The resulting death and destruction of the Loma Prieta Earthquake I found very difficult to reconcile because I knew about it coming a month before.
However, I met many other who had had similar experiences and had come to Hawaii so they wouldn't be in the Earthquake they saw coming too while there in Hawaii. However, this didn't emotionally prepare me to deal with the devastation in California either.
IT's called the Cassandra Effect.
IF you foresee the future you cannot safely tell people about it directly because they will blame you for the event after it happens because you knew about it before hand.
But, that isn't fair. Because all you are doing is looking forward into the future and telling them about it.
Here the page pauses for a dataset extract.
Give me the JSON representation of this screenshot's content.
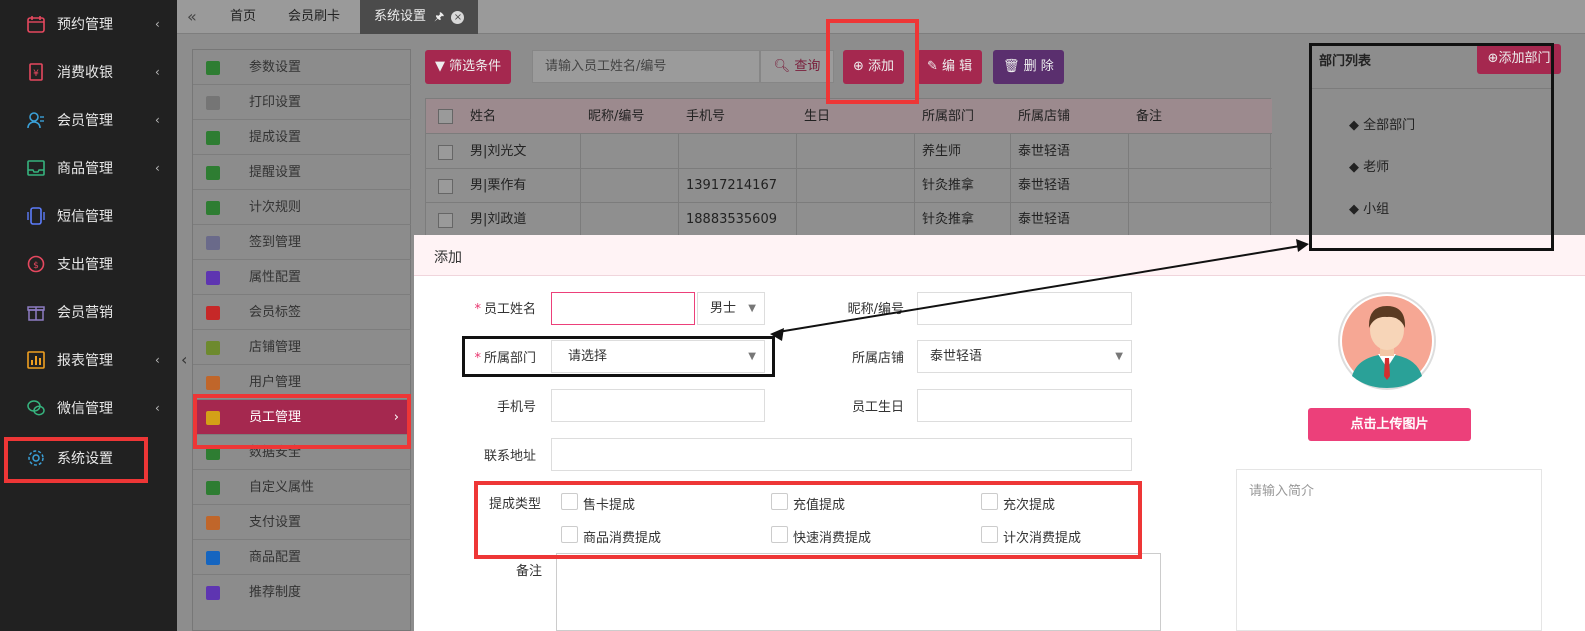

You aren't creating it. It's sort of like learning to read a book of a different sort of language. Once you can do it you you can do it. But, it doesn't mean you had anything to do with creating it.
But, you sometimes have a responsibility to try to warn people of what you see. However, until I started blogging I couldn't easily share with enough people like this to make a difference. But, now with this blog site I can help save many lives if people are wise enough to know what to listen to.